Cousins. Is there still debate about hybridization between Neanderthals and sapiens?
None. We have their genes, that is demonstrated by research (I say because I've read it, I'm not genetic). When the sapiens arrived in Europe there was a cross. Not much, it wasn't a tremendous orgy, but there was. And then they spread across Europe. If we were tested now, we would find Neanderthal genes.


 

Photo: Hodei Torres

So did the Neanderthals disappear or have they been diluted?
Disappear. Probably because of the population pressure of sapiens, the lack of prey to hunt... Some say it was because of the cold, but the Neanderthals had been here for 200,000 years bearing the cold, the heat and everything. The truth is that the sapiens had a better technique to hunt, they were able to kill an animal located 10-15 meters away. The Neanderthals, for their part, were to approach the beast's back and kill the prey by spear, between 8 and 10, like the lions. This resulted in bone fractures, serious injuries and occasional deaths. Women and men hunted together; it is not true, as has been said, that women are marginalised, because their traces have the same fracture as men. On the other hand, they had communication, but they weren't able to sew the words one after the other, like the sapiens did. And the ability to talk is also very important when it comes to hunting.

You also know how to make fire as a paleolithic...
Yes, in all of Bizkaia we know two.


Is ours the only animal species that is not afraid of fire?In general, yes, but none of the animals that get used to
it are afraid of fire, like the ones that live inside the house with us. In any case, we too are frightened by the fire, but we control it. The first to use them were those of Australopit (and they feared him), but they didn't control, they didn't know how to create. We know that they used it 1.4 million years ago because carbon remains appear in the deposits. But there are millenary periods with no trace, which means they couldn't turn on. They knew it was good, and when it happened to them, they took it from nature. About 400,000 years ago, the homo heidelbergensis species, pioneering Neanderthals, learned how to fire. This allowed warming, burning food (more food is taken because digestion is easier), and for something less quoted but perhaps more important: lengthening the time. If you can't see anything in the darkness of the night, you're all asleep. But by being next to the fire, you have all the time you want to convey knowledge, to teach the little ones to make tools ...

Did the fire make us more human, in the sense that we give today to that word?
Yes. And fire is probably the reason for being here today. These include the increase in the brain caused by fire as a result of improved feeding.


Were there specialists, or did everyone know how to fire? Any
child knew it.

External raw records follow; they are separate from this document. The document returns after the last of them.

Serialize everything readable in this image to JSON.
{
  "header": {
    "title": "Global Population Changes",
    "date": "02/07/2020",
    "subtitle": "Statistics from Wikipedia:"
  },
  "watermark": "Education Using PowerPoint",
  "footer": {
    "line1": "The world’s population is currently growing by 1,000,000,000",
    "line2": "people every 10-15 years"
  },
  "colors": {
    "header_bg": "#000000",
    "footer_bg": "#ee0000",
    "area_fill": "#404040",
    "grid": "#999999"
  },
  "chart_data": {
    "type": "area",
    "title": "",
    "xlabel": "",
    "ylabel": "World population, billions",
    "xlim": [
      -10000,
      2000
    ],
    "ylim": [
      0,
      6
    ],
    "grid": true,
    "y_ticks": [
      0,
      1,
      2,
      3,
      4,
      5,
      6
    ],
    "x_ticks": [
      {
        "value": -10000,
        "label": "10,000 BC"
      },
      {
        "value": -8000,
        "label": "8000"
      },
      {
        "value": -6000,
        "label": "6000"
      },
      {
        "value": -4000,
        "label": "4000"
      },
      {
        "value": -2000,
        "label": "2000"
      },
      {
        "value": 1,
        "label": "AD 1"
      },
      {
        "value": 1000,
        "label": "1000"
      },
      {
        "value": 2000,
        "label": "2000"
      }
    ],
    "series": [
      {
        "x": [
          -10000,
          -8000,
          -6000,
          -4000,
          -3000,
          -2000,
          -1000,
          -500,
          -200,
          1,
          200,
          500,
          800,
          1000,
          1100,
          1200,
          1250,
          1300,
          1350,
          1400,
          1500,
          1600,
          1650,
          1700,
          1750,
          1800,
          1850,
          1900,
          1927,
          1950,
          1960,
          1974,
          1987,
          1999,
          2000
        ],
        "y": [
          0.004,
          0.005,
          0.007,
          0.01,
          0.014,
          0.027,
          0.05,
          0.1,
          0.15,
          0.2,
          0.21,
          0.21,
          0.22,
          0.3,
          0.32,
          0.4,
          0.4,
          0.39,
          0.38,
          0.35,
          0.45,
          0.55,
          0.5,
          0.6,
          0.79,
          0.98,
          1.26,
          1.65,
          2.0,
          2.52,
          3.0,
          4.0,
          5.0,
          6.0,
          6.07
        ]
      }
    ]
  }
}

The hypothesis is, of course, but it can be considered certain that, being one of the keys to survival, they learned from a young age. Today, for example, as children learn from the Masai lineage, they do so as they did in prehistory.

Pyrite and Silex: Hit on fire “The oldest way to
make fire is to hit it. If we hit the silex with an iron ore stone (this pyrite, for example) a spark is produced in this way [while giving us explanations, Lebanon is performing a practical demonstration]. In Prehistory, they realized that they were hitting the sylex to make supplies, and then they would start controlling the fire. Look at the little spark with which you have to start the fire. It seems that it depends on chance, but it's not; if I kept doing this, I turned it on in five minutes, and they also did it the same. Before you can’t.”